There are undoubtedly other positive reasons for taking up the DIY AI strategy. Yet, on the other hand, there are also a few considerations for firms in general that may choose to go down this route:

  • Does another AI cognitive engine for document review need to be built when there are several already in existence that focus on the legal market, with more appearing every few months? Why not focus on building a new type of AI capability that no one else has designed yet, but for which there is an untapped client demand?
  • Even if you have trialled other AI systems beforehand to get an idea of how their systems work, their software will keep developing and advancing beyond where you have got to. For example, several AI companies bring out a new iteration of their software every year. Will a law firm’s DIY set-up be able to keep up with tech companies that are focused solely on AI development?
  • Given that AI, rather like the law, is a knowledge intensive business, what happens if your machine learning experts all take a walk to somewhere else? Does the ability to develop the DIY AI come to a grinding halt? Or do you just keep paying them more and more to keep them in the firm? (Although a recruitment battle for legal AI talent will probably develop in any case, given the sector’s growth and affect most AI companies as well. So perhaps this is a moot point.)
  • Does the law firm have sufficient volume of activity to merit the investment and ongoing staff costs of having one’s own personal brand of AI? In a large transactional firm or a firm where there was plenty of compliance/risk work to be done, then the answer would be yes. But, clearly, there is a scale issue for going DIY on advanced legal tech. [N.B. Pinsents’ annual revenue 15/16 is publicly quoted as £382m ($479m), so presumably the answer is yes in this case.]
  • Will the AI companies want to work in the future with a law firm that has ‘gone DIY’? After all, why play nice with what is now a potential competitor? On this point there is no evidence one way or the other, but it’s an interesting one to consider.
  • And, perhaps the final point is: will what you make in terms of end product be as good as what is on the market? Presumably if you have tested the other systems and can then test your own, then one can get some general indication of comparative performance. [Although how one accurately compares AI systems is a whole other debate…..]

But, overall, the ambition to build your own AI has to be admired. It is clearly innovative and also shows a type of entrepreneurial spirit that the law is not that well known for, or at least was not known for in the past.

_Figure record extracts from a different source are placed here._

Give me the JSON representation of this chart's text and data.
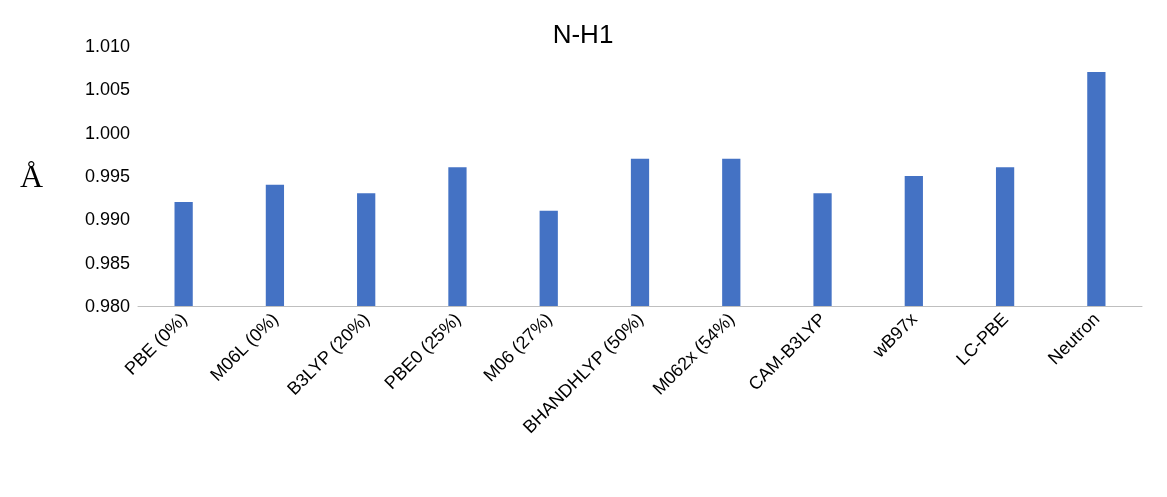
{
  "chart_data": {
    "type": "bar",
    "title": "N-H1",
    "ylabel": "Å",
    "categories": [
      "PBE (0%)",
      "M06L (0%)",
      "B3LYP (20%)",
      "PBE0 (25%)",
      "M06 (27%)",
      "BHANDHLYP (50%)",
      "M062x (54%)",
      "CAM-B3LYP",
      "wB97x",
      "LC-PBE",
      "Neutron"
    ],
    "values": [
      0.992,
      0.994,
      0.993,
      0.996,
      0.991,
      0.997,
      0.997,
      0.993,
      0.995,
      0.996,
      1.007
    ],
    "color": "#4472c4",
    "ylim": [
      0.98,
      1.01
    ],
    "yticks": [
      {
        "value": 0.98,
        "label": "0.980"
      },
      {
        "value": 0.985,
        "label": "0.985"
      },
      {
        "value": 0.99,
        "label": "0.990"
      },
      {
        "value": 0.995,
        "label": "0.995"
      },
      {
        "value": 1.0,
        "label": "1.000"
      },
      {
        "value": 1.005,
        "label": "1.005"
      },
      {
        "value": 1.01,
        "label": "1.010"
      }
    ],
    "grid": false
  }
}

And we should also take note of the work of a smaller UK law firm, Hodge Jones & Allen, which is developing its own case prediction system for personal injury matters. Meanwhile, the work of Dentons and Nextlaw Labs in investing in, fostering and guiding to fruition new legal tech is another example of law firms not waiting to be handed new technology on a plate, but rather going out and trying to help it to grow.

To conclude, this is an important step in the development of the legal AI market and Artificial Lawyer will be watching it with great interest as the story continues to unfold.